Web browser - Mediocre

The Web browser on the Nokia 7205 was easily the biggest disappointment. Instead of the excellent Nokia browser, the Nokia 7205 gets Verizon's standard Openwave app. The poor Web browser could hardly handle a long, mobile version of CNN's page, let alone a full Web page. In fact, when we tried to load our own site, not only did the browser run out of memory, it didn't even allow us to enter another URL to try. We had to quit the browser and restart. Mobile pages also looked lousy on this phone. Pictures looked good, but came through as tiny thumbnails. Text looked horrible, blocky and jagged.

GPS Navigation – Very Good

The Nokia 7205 gets the best version of VZ Navigator we've used. There are still problems, but we like the new voice recognition features. We've seen similar features on TeleNav's navigation app. Basically, instead of typing your street name or zip code, you can hold down the "Send" key and speak the names and digits instead. This worked very well most of the time. The phone messed up our city name, but had no trouble with our street, state or ZIP code. The GPS sensor on the Nokia 7205 was also fast and responsive. The phone found us quickly and tracked us accurately as we traveled from New York City into the New Jersey suburbs.

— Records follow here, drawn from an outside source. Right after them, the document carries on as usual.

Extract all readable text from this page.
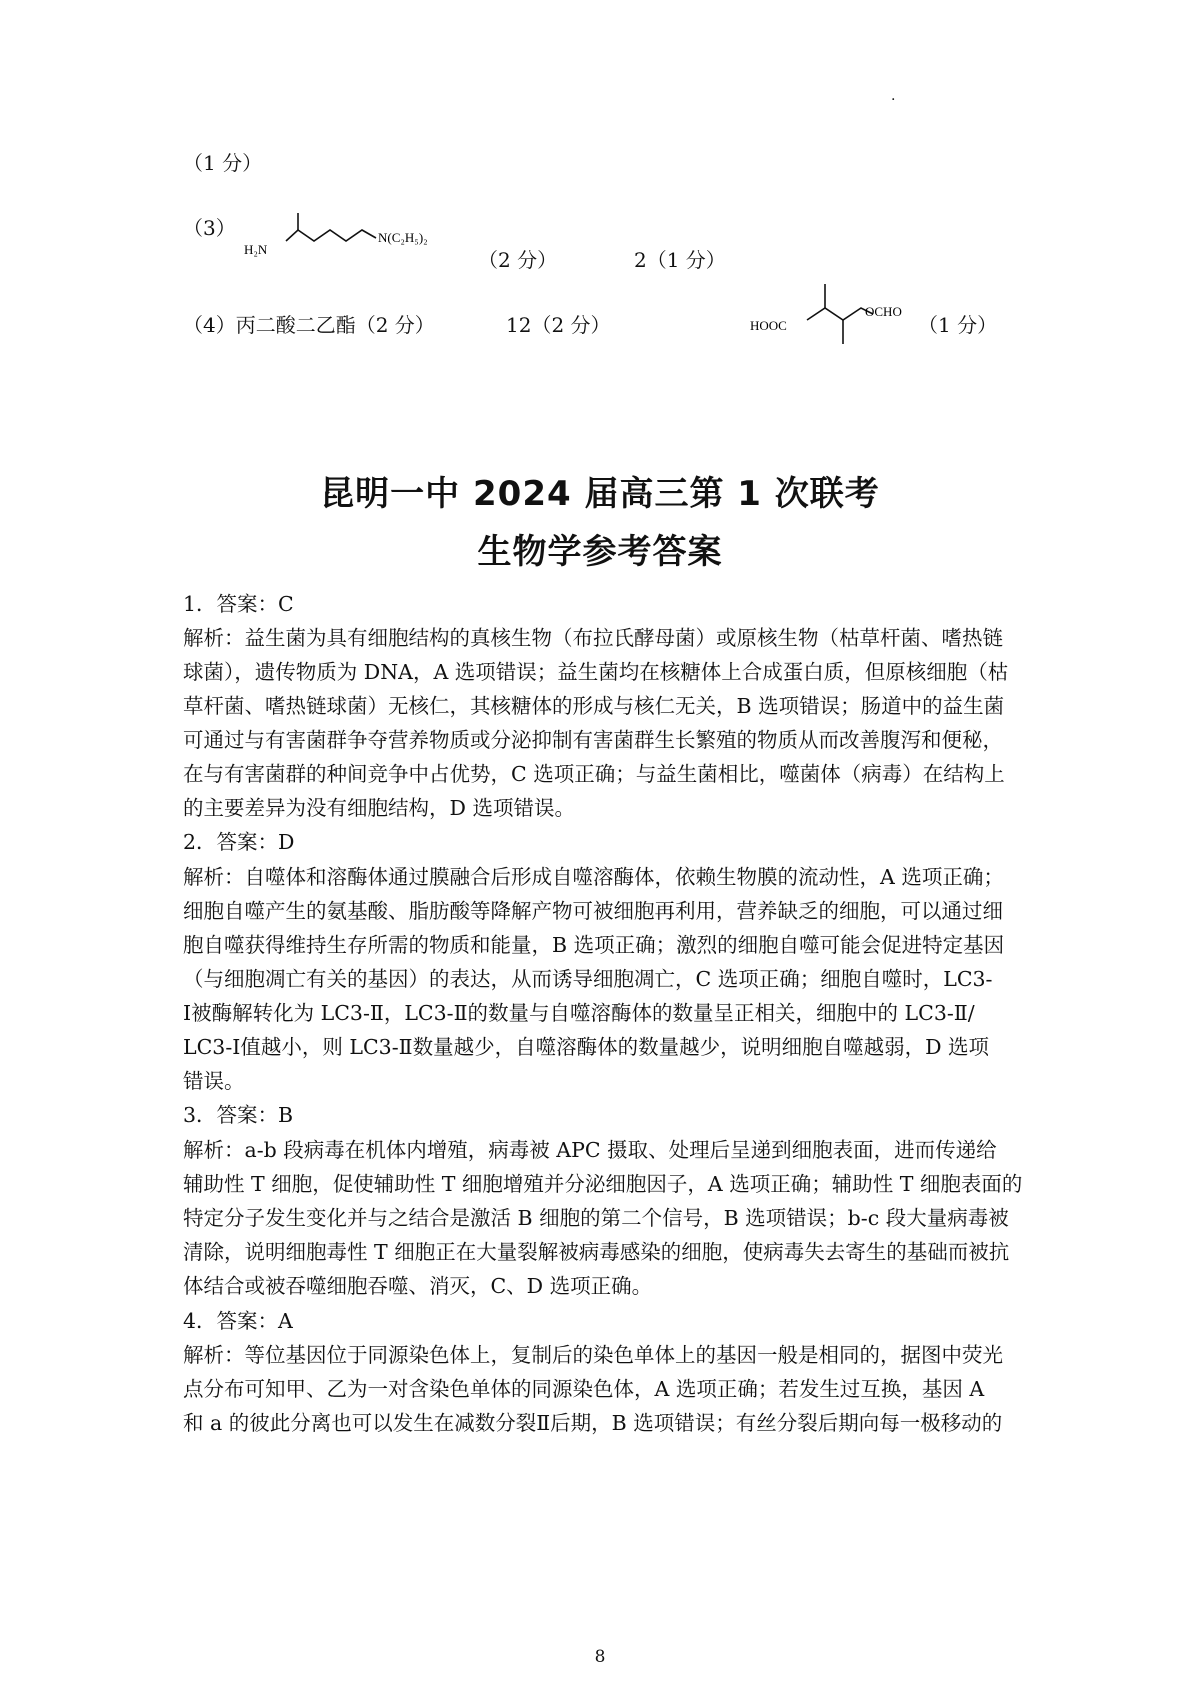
.
（1 分）
（3）
H₂N
N(C₂H₅)₂
（2 分）	2（1 分）
（4）丙二酸二乙酯（2 分）	12（2 分）	HOOC
OCHO
（1 分）
昆明一中 2024 届高三第 1 次联考
生物学参考答案
1．答案：C
解析：益生菌为具有细胞结构的真核生物（布拉氏酵母菌）或原核生物（枯草杆菌、嗜热链
球菌），遗传物质为 DNA，A 选项错误；益生菌均在核糖体上合成蛋白质，但原核细胞（枯
草杆菌、嗜热链球菌）无核仁，其核糖体的形成与核仁无关，B 选项错误；肠道中的益生菌
可通过与有害菌群争夺营养物质或分泌抑制有害菌群生长繁殖的物质从而改善腹泻和便秘，
在与有害菌群的种间竞争中占优势，C 选项正确；与益生菌相比，噬菌体（病毒）在结构上
的主要差异为没有细胞结构，D 选项错误。
2．答案：D
解析：自噬体和溶酶体通过膜融合后形成自噬溶酶体，依赖生物膜的流动性，A 选项正确；
细胞自噬产生的氨基酸、脂肪酸等降解产物可被细胞再利用，营养缺乏的细胞，可以通过细
胞自噬获得维持生存所需的物质和能量，B 选项正确；激烈的细胞自噬可能会促进特定基因
（与细胞凋亡有关的基因）的表达，从而诱导细胞凋亡，C 选项正确；细胞自噬时，LC3-
Ⅰ被酶解转化为 LC3-Ⅱ，LC3-Ⅱ的数量与自噬溶酶体的数量呈正相关，细胞中的 LC3-Ⅱ/
LC3-Ⅰ值越小，则 LC3-Ⅱ数量越少，自噬溶酶体的数量越少，说明细胞自噬越弱，D 选项
错误。
3．答案：B
解析：a-b 段病毒在机体内增殖，病毒被 APC 摄取、处理后呈递到细胞表面，进而传递给
辅助性 T 细胞，促使辅助性 T 细胞增殖并分泌细胞因子，A 选项正确；辅助性 T 细胞表面的
特定分子发生变化并与之结合是激活 B 细胞的第二个信号，B 选项错误；b-c 段大量病毒被
清除，说明细胞毒性 T 细胞正在大量裂解被病毒感染的细胞，使病毒失去寄生的基础而被抗
体结合或被吞噬细胞吞噬、消灭，C、D 选项正确。
4．答案：A
解析：等位基因位于同源染色体上，复制后的染色单体上的基因一般是相同的，据图中荧光
点分布可知甲、乙为一对含染色单体的同源染色体，A 选项正确；若发生过互换，基因 A
和 a 的彼此分离也可以发生在减数分裂Ⅱ后期，B 选项错误；有丝分裂后期向每一极移动的
8
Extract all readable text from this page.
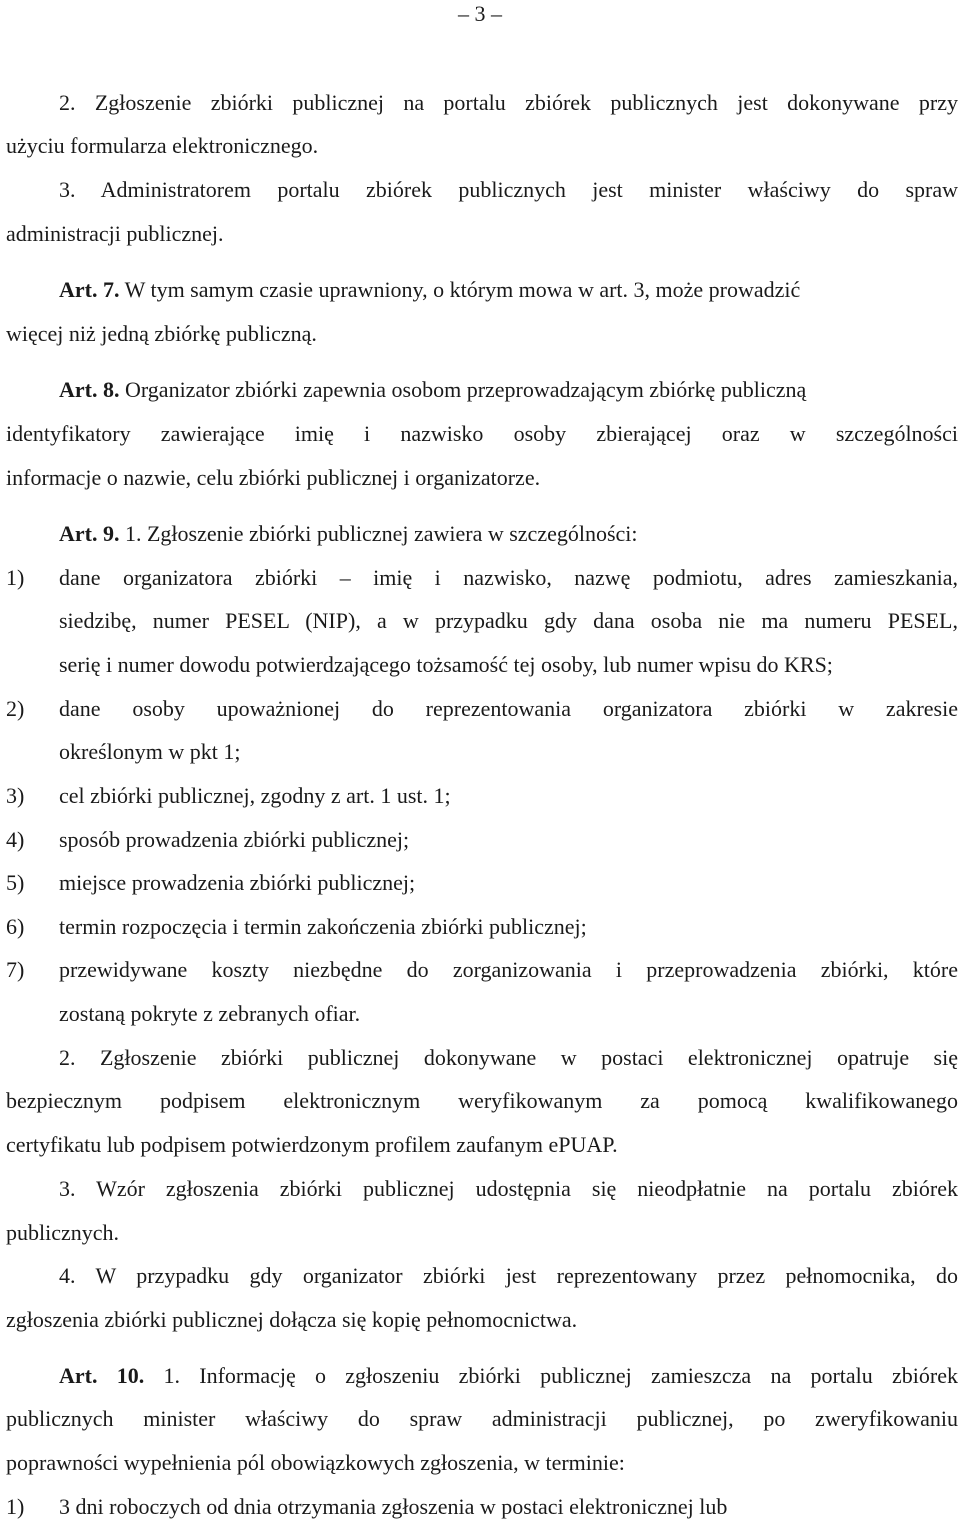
– 3 –
2. Zgłoszenie zbiórki publicznej na portalu zbiórek publicznych jest dokonywane przy
użyciu formularza elektronicznego.
3. Administratorem portalu zbiórek publicznych jest minister właściwy do spraw
administracji publicznej.
Art. 7. W tym samym czasie uprawniony, o którym mowa w art. 3, może prowadzić
więcej niż jedną zbiórkę publiczną.
Art. 8. Organizator zbiórki zapewnia osobom przeprowadzającym zbiórkę publiczną
identyfikatory zawierające imię i nazwisko osoby zbierającej oraz w szczególności
informacje o nazwie, celu zbiórki publicznej i organizatorze.
Art. 9. 1. Zgłoszenie zbiórki publicznej zawiera w szczególności:
1) dane organizatora zbiórki – imię i nazwisko, nazwę podmiotu, adres zamieszkania,
siedzibę, numer PESEL (NIP), a w przypadku gdy dana osoba nie ma numeru PESEL,
serię i numer dowodu potwierdzającego tożsamość tej osoby, lub numer wpisu do KRS;
2) dane osoby upoważnionej do reprezentowania organizatora zbiórki w zakresie
określonym w pkt 1;
3) cel zbiórki publicznej, zgodny z art. 1 ust. 1;
4) sposób prowadzenia zbiórki publicznej;
5) miejsce prowadzenia zbiórki publicznej;
6) termin rozpoczęcia i termin zakończenia zbiórki publicznej;
7) przewidywane koszty niezbędne do zorganizowania i przeprowadzenia zbiórki, które
zostaną pokryte z zebranych ofiar.
2. Zgłoszenie zbiórki publicznej dokonywane w postaci elektronicznej opatruje się
bezpiecznym podpisem elektronicznym weryfikowanym za pomocą kwalifikowanego
certyfikatu lub podpisem potwierdzonym profilem zaufanym ePUAP.
3. Wzór zgłoszenia zbiórki publicznej udostępnia się nieodpłatnie na portalu zbiórek
publicznych.
4. W przypadku gdy organizator zbiórki jest reprezentowany przez pełnomocnika, do
zgłoszenia zbiórki publicznej dołącza się kopię pełnomocnictwa.
Art. 10. 1. Informację o zgłoszeniu zbiórki publicznej zamieszcza na portalu zbiórek
publicznych minister właściwy do spraw administracji publicznej, po zweryfikowaniu
poprawności wypełnienia pól obowiązkowych zgłoszenia, w terminie:
1) 3 dni roboczych od dnia otrzymania zgłoszenia w postaci elektronicznej lub
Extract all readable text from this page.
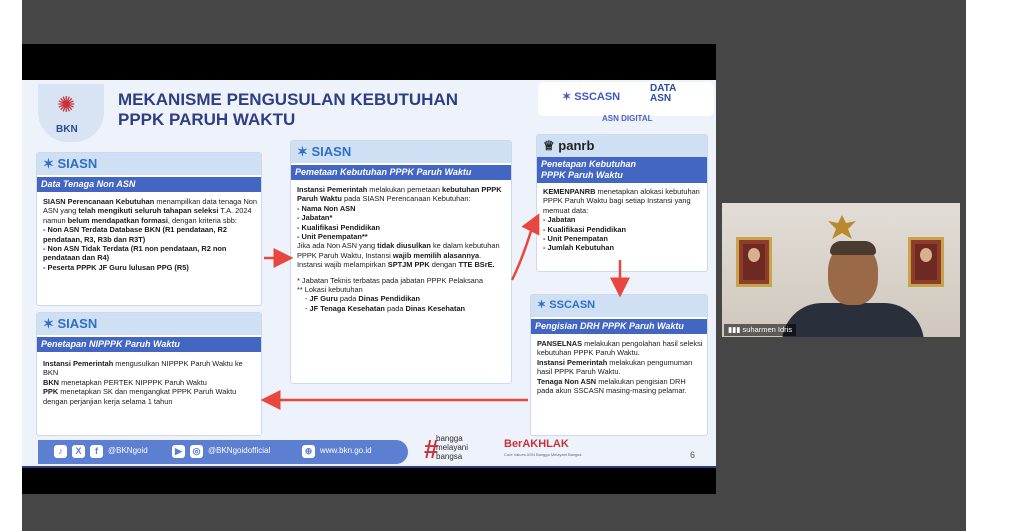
✺
BKN
MEKANISME PENGUSULAN KEBUTUHAN
PPPK PARUH WAKTU
✶ SSCASN
DATA
ASN
ASN DIGITAL
✶ SIASN
Data Tenaga Non ASN

SIASN Perencanaan Kebutuhan menampilkan data tenaga Non ASN yang telah mengikuti seluruh tahapan seleksi T.A. 2024 namun belum mendapatkan formasi, dengan kriteria sbb:

- Non ASN Terdata Database BKN (R1 pendataan, R2 pendataan, R3, R3b dan R3T)
- Non ASN Tidak Terdata (R1 non pendataan, R2 non pendataan dan R4)
- Peserta PPPK JF Guru lulusan PPG (R5)
✶ SIASN
Pemetaan Kebutuhan PPPK Paruh Waktu

Instansi Pemerintah melakukan pemetaan kebutuhan PPPK Paruh Waktu pada SIASN Perencanaan Kebutuhan:

- Nama Non ASN
- Jabatan*
- Kualifikasi Pendidikan
- Unit Penempatan**

Jika ada Non ASN yang tidak diusulkan ke dalam kebutuhan PPPK Paruh Waktu, Instansi wajib memilih alasannya.

Instansi wajib melampirkan SPTJM PPK dengan TTE BSrE.

* Jabatan Teknis terbatas pada jabatan PPPK Pelaksana

** Lokasi kebutuhan

- JF Guru pada Dinas Pendidikan
- JF Tenaga Kesehatan pada Dinas Kesehatan
♕ panrb
Penetapan Kebutuhan
PPPK Paruh Waktu

KEMENPANRB menetapkan alokasi kebutuhan PPPK Paruh Waktu bagi setiap Instansi yang memuat data:

- Jabatan
- Kualifikasi Pendidikan
- Unit Penempatan
- Jumlah Kebutuhan
✶ SSCASN
Pengisian DRH PPPK Paruh Waktu

PANSELNAS melakukan pengolahan hasil seleksi kebutuhan PPPK Paruh Waktu.

Instansi Pemerintah melakukan pengumuman hasil PPPK Paruh Waktu.

Tenaga Non ASN melakukan pengisian DRH pada akun SSCASN masing-masing pelamar.

✶ SIASN
Penetapan NIPPPK Paruh Waktu

Instansi Pemerintah mengusulkan NIPPPK Paruh Waktu ke BKN

BKN menetapkan PERTEK NIPPPK Paruh Waktu

PPK menetapkan SK dan mengangkat PPPK Paruh Waktu dengan perjanjian kerja selama 1 tahun

♪	X	f	@BKNgoid	▶	◎ @BKNgoidofficial	⊕ www.bkn.go.id #
bangga
melayani
bangsa
BerAKHLAK
Core Values ASN Bangga Melayani Bangsa	6
▮▮▮ suharmen Idris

Our main gripe is with VZ Navigator's various map screens. There is one screen for zooming, another for tracking your route, and another for actual turn-by-turn directions. The app needs a polished, consolidated interface. We also wish that the external screen would do more. While the flip was closed, VZ Navigator would still talk to us, telling us when to turn. But the external display showed no more information than the app name, and we already new we were running the Navigator program. We'd like some actual directions or a distance countdown on the external display, instead.